I have tried a few different models, both linear and non-linear. And here is brief (upside) comparison between the two groups.
linear | non-linear |
---|
- fast | - higher accuracy
- dimensionality reduction bundled in model construction with L1 penalty | - good trade-off of runtime speed and prediction accuracy
- lower memory consumption |
More in-depth analysis on the experimented models follow below:
- Easy to switch back and forth between linear/non-linear models
- Easy to integrate kernel trick for non-linearity
- Works well for high dimensional data
- Slow training and prediction (compared to linear models)
- Super fast speed
- Online learning (no need to have all data set ready when training model)
- No support for linearity (could apply kernel trick on data set before training)
- Vowpal Wabbit implements SGD classification with multi-node scalability
- Environment issue: While trying to apply non-linear techniques, I kept getting
segmentation fault: 11
. - Resources issue: When the above error was not thrown, memory was maxed out even though all the 64-bit data was converted to 32-bit to save some space. In other words, even cutting data size by half did not seem to help as I kept reaching the memory limit. And I suspect it might be because of the nature of Python. It consumes more memory than other languages. I did not think I would run into this kind of issue with 100K by 500 data set and thus chose python, but since it does, I might look at other platforms next time.
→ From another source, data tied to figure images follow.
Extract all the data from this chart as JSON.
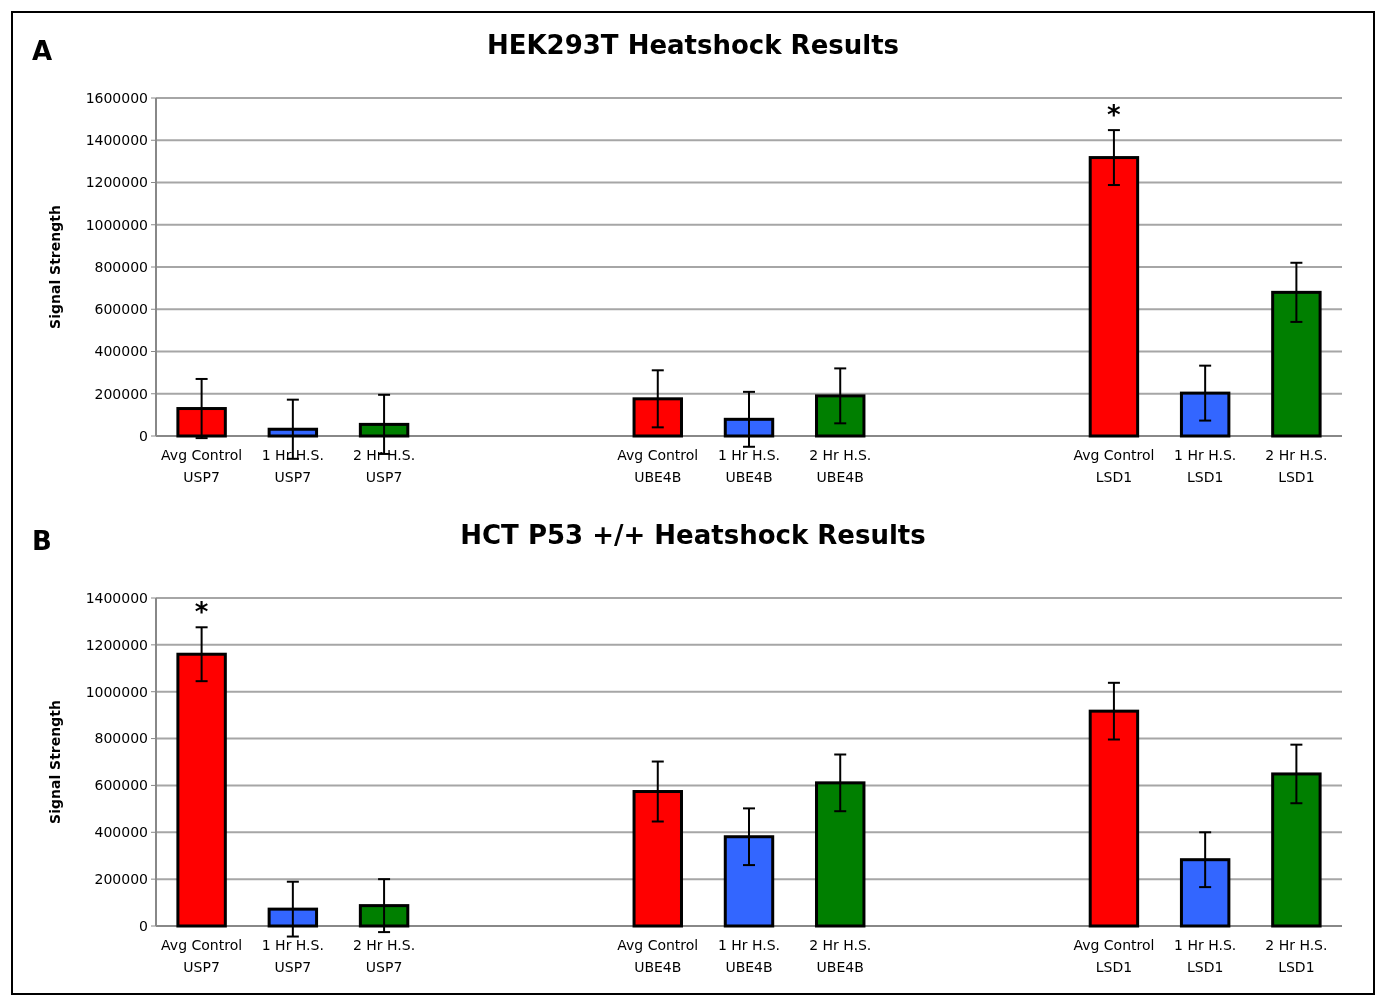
{
  "chart_data": [
    {
      "type": "bar",
      "title": "HEK293T Heatshock Results",
      "ylabel": "Signal Strength",
      "annotations": [
        "A",
        {
          "text": "*",
          "x": "Avg Control\nLSD1",
          "y": 1450000
        }
      ],
      "categories": [
        "Avg Control\nUSP7",
        "1 Hr H.S.\nUSP7",
        "2 Hr H.S.\nUSP7",
        null,
        null,
        "Avg Control\nUBE4B",
        "1 Hr H.S.\nUBE4B",
        "2 Hr H.S.\nUBE4B",
        null,
        null,
        "Avg Control\nLSD1",
        "1 Hr H.S.\nLSD1",
        "2 Hr H.S.\nLSD1"
      ],
      "values": [
        130000,
        32000,
        55000,
        null,
        null,
        176000,
        79000,
        190000,
        null,
        null,
        1318000,
        203000,
        680000
      ],
      "errors": [
        140000,
        140000,
        140000,
        null,
        null,
        135000,
        130000,
        130000,
        null,
        null,
        130000,
        130000,
        140000
      ],
      "colors": [
        "#ff0000",
        "#3366ff",
        "#007f00",
        null,
        null,
        "#ff0000",
        "#3366ff",
        "#007f00",
        null,
        null,
        "#ff0000",
        "#3366ff",
        "#007f00"
      ],
      "ylim": [
        0,
        1600000
      ],
      "yticks": [
        0,
        200000,
        400000,
        600000,
        800000,
        1000000,
        1200000,
        1400000,
        1600000
      ],
      "grid": "y"
    },
    {
      "type": "bar",
      "title": "HCT P53 +/+ Heatshock Results",
      "ylabel": "Signal Strength",
      "annotations": [
        "B",
        {
          "text": "*",
          "x": "Avg Control\nUSP7",
          "y": 1275000
        }
      ],
      "categories": [
        "Avg Control\nUSP7",
        "1 Hr H.S.\nUSP7",
        "2 Hr H.S.\nUSP7",
        null,
        null,
        "Avg Control\nUBE4B",
        "1 Hr H.S.\nUBE4B",
        "2 Hr H.S.\nUBE4B",
        null,
        null,
        "Avg Control\nLSD1",
        "1 Hr H.S.\nLSD1",
        "2 Hr H.S.\nLSD1"
      ],
      "values": [
        1160000,
        72000,
        87000,
        null,
        null,
        574000,
        381000,
        611000,
        null,
        null,
        917000,
        283000,
        649000
      ],
      "errors": [
        115000,
        117000,
        113000,
        null,
        null,
        128000,
        121000,
        121000,
        null,
        null,
        121000,
        117000,
        125000
      ],
      "colors": [
        "#ff0000",
        "#3366ff",
        "#007f00",
        null,
        null,
        "#ff0000",
        "#3366ff",
        "#007f00",
        null,
        null,
        "#ff0000",
        "#3366ff",
        "#007f00"
      ],
      "ylim": [
        0,
        1400000
      ],
      "yticks": [
        0,
        200000,
        400000,
        600000,
        800000,
        1000000,
        1200000,
        1400000
      ],
      "grid": "y"
    }
  ]
}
#6 in IMPORTANT ADDITIONAL NOTES
in the instructions, it states that
For each record, there are two target/dependent variables
(field names: TARGET_B and TARGET_D). TARGET_B is a binary variable
indicating whether or not the record responded to the promotion of
interest ("97NK" mailing) while TARGET_D contains the donation amount
(dollar) and is only observed for those that responded to the
promotion. **Neither of these should be used to train the model**.
But since this is a classification, regression problem, dependent variable (Y) is required. My modeling is based on the assumption that the two target variables can be used to train the model.
After running into environment issues and limitations from resources, I came to think about other approaches that I could take to get better performance and stability. This still may not work as it is just a theory, but I think there is a good chance it still will as it is designed to take less resources.
- Kernel trick with RBF: The variables seem to have non-linear relationships that can only be exploited by proper non-linear models. RBF can fit to any shape of data distribution and so is a good option to explore.
- step-wise feature selection: At every round, select one variable with the highest score. Variables will be added until the model meets stop criteria. (# of variables, % of variance explained, accuracy, etc) This may result in longer execution time, but will take less resources.
- SGD or SVM: Since RBF kernel would be already applied above, the model would not need to be non-linear. SGD is a linear model that provides super fast online learning. It is known to scale well to a cluster of machines. The reason SVM might be still worth a shot is its adaptibility to high-dimensional space.